Dify Knowledge Base Upload

Use this skill when

The target Dify knowledge base is backed by a published pipeline datasource.
UI uploads succeed but document/create-by-file or create-by-text yields completed with 0 chunks.
You need to upload one local file and optionally write existing metadata fields afterward.

Provide a local file path to upload.
For pure text, save it as .txt or .md first and upload that file.
Set caller env values:
- DIFY_API_BASE_URL
- DIFY_DATASET_ID
- DIFY_API_KEY
Optionally provide pipeline inputs JSON if the published pipeline exposes user input variables.
Optionally provide metadata JSON:
- a flat object mapping existing Dify metadata field names to values, or
- a list of { "name": ..., "value": ... } / { "id": ..., "value": ... } items.
- The skill does not hardcode your metadata schema. Pass the current field names or ids in the JSON you provide at runtime.
Read references/env.md only if you need env or debug details.
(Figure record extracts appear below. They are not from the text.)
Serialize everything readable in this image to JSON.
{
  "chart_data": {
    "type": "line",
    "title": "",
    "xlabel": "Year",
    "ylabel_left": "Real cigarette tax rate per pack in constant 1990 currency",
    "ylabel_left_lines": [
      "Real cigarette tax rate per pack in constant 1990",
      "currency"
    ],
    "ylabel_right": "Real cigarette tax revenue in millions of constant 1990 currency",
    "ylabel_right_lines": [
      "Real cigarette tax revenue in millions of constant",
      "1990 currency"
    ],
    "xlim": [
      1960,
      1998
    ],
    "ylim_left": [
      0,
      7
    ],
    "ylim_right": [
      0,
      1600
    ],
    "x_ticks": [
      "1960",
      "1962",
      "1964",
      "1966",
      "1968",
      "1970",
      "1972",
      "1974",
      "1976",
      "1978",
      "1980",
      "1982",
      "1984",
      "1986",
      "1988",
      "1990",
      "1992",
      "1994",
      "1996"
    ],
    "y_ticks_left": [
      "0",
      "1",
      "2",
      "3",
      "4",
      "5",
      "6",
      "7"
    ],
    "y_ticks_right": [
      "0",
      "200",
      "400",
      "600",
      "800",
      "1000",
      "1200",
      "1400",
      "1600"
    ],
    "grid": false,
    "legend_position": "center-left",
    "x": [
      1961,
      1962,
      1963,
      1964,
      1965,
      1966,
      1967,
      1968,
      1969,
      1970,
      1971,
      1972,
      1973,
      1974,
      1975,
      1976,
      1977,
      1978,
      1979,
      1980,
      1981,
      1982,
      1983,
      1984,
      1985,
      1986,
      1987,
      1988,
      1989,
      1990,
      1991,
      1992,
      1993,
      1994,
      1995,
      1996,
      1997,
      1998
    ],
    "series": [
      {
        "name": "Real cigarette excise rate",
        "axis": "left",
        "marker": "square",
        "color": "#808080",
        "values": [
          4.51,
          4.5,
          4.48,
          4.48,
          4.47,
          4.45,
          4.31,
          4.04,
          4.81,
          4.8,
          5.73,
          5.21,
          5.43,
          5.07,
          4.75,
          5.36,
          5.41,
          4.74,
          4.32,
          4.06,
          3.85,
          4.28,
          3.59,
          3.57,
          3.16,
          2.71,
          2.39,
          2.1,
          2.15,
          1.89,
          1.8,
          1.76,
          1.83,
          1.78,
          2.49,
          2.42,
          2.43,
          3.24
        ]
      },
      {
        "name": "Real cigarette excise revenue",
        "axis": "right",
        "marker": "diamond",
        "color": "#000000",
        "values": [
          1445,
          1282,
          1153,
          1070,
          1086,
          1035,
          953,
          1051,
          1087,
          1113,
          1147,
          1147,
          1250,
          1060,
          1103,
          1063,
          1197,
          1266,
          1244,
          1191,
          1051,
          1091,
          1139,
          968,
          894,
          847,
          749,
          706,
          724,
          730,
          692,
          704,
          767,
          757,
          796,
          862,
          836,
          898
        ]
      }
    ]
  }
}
python3 scripts/upload_to_dataset.py \
  --file /path/to/document.pdf

python3 scripts/upload_to_dataset.py \
  --file /path/to/document.pdf \
  --inputs-json assets/example-pipeline-inputs.json

python3 scripts/upload_to_dataset.py \
  --file /path/to/document.pdf \
  --metadata-json assets/example-metadata.json

Success prints JSON with batch, document_id, file_upload_response, pipeline_run_response, indexing_status_response, document_response, optional metadata_response, and validation.
validation.ok is only true when:
- indexing_status = "completed"
- total_segments > 0
- segment_count > 0
If tokens is returned by the document detail API, it should also be greater than 0. Some pipeline deployments leave tokens = null; the script reports that as a warning instead of a hard failure.
The script exits non-zero if the required checks fail.
If --metadata-json is omitted, the script uploads the file only and skips metadata API calls.
Metadata keys must already exist in the target dataset. Unknown names fail fast before the metadata write request.
assets/example-metadata.json is only a template. Replace its keys with your own existing Dify metadata field names before live use.
Use --dry-run to validate local files and request shape without calling Dify.

If auth fails, verify DIFY_API_KEY and Authorization header format.
If datasource discovery fails, verify the dataset has a published pipeline datasource and the key belongs to that dataset.
If the pipeline run fails with missing input errors, inspect user_input_variables from discovery_response and pass the missing keys in --inputs-json.
If the published datasource is not local_file, this skill is not the right uploader.
If metadata resolution fails, rename keys in the metadata JSON to the exact field names defined in Dify.
If you only have raw text, save it to .txt or .md and upload that file.
In the current tested deployment, .md uploaded successfully while .txt hit a Dify-side indexing 400. If plain text fails as .txt, retry as .md.